Published on November 16, 2023 by Kenneth Armstrong from Sootoday

A regional tourism organization says the mental health and addictions crisis in Sault Ste. Marie is having a negative impact on tourism across the north and it wants to be a part of the solution.

The Northern Ontario Tourism Summit is underway in Sault Ste. Marie, with information sessions including cycling tourism, fish and wildlife updates and funding opportunities for tourism businesses. Also on the agenda this year was a panel discussion held Wednesday titled: Addressing the Mental Health, Addiction and Homelessness Crisis in Northern Ontario.

Mental Health, Addiction and Homelessness may seem like an out of place topic at a tourism summit, but Destination Northern Ontario board chair Marty Kalagian said those issues reverberate through the entire industry.
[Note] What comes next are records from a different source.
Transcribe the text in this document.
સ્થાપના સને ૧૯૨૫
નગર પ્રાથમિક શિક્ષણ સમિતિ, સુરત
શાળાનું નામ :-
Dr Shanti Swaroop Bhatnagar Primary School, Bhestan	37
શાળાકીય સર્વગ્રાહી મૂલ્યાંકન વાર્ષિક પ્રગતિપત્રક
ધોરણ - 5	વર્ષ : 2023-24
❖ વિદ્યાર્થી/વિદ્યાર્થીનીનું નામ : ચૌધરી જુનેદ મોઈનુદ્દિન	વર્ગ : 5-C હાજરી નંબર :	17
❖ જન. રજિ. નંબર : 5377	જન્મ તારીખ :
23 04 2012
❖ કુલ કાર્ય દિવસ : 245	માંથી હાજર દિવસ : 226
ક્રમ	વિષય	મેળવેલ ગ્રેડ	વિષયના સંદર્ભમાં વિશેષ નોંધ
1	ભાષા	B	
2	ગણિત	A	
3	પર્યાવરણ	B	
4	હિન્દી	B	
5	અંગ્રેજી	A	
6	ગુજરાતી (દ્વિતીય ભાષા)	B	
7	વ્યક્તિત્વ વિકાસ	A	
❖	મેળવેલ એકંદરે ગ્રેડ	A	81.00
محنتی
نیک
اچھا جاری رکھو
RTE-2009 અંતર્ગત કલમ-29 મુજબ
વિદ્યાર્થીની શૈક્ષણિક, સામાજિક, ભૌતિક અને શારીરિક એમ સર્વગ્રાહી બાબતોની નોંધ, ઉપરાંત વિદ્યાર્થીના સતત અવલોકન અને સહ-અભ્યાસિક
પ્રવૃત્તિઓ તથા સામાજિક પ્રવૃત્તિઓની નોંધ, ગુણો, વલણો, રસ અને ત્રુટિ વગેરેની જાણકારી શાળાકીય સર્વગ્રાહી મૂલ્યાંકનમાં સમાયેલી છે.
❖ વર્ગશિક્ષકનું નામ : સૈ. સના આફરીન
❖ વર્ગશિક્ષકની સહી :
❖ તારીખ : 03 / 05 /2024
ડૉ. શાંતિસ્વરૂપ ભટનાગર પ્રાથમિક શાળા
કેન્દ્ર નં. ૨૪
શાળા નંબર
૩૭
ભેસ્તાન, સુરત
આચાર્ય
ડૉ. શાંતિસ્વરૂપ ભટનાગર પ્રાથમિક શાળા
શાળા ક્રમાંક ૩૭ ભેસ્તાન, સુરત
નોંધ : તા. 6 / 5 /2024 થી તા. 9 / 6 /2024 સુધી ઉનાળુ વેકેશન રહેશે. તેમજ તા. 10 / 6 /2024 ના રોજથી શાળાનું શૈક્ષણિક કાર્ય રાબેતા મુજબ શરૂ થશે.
Not content with only pointing out the challenges created by the crisis, the organization passed a resolution during its recent annual general meeting pledging its support to address the issue.

Marchand noted that Indigenous people are disproportionately represented in the homeless population across the north.
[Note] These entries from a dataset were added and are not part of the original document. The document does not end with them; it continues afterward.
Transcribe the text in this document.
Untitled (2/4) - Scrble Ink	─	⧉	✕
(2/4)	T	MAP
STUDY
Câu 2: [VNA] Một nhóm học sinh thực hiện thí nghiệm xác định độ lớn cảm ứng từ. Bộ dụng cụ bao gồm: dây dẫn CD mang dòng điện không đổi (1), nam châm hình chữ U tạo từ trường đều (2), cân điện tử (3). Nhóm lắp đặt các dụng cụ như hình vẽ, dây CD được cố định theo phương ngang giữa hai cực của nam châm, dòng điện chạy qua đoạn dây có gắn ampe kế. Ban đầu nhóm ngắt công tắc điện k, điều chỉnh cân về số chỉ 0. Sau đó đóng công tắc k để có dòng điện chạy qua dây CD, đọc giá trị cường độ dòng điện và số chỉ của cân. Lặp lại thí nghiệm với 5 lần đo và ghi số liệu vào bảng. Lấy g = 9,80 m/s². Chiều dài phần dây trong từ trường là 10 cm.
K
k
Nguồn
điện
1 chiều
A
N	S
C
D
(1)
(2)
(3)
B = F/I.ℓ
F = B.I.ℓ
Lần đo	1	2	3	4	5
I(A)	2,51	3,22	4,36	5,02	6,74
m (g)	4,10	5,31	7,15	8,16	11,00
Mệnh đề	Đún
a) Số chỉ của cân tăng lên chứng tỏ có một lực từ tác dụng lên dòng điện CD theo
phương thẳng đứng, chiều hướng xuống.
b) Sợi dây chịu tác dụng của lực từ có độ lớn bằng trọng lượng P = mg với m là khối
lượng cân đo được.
“Here in Sault Ste. Marie, at least 68 per cent of people experiencing homelessness are Indigenous. As you move further north to Timmins, or on the other side of the province Kenora and Sioux Lookout areas, 90-plus per cent of the people experiencing homelessness are Indigenous,” said Marchand. “Right now there is a serious mismatch in the volume of people experiencing homelessness and the resources that are allocated to address this issue.”

He called the criminal justice, health care and child and family services systems factories that create homelessness issues. He noted over 50 per cent of people experiencing homelessness have experience with child and family services systems in the first 18 years of their lives.

“There are more Indigenous children in care right now than there were at the height of residential schools. We have already seen this movie play, we know what happens when you rip children away from their culture and away from their family. The movie does not end well,” said Marchand.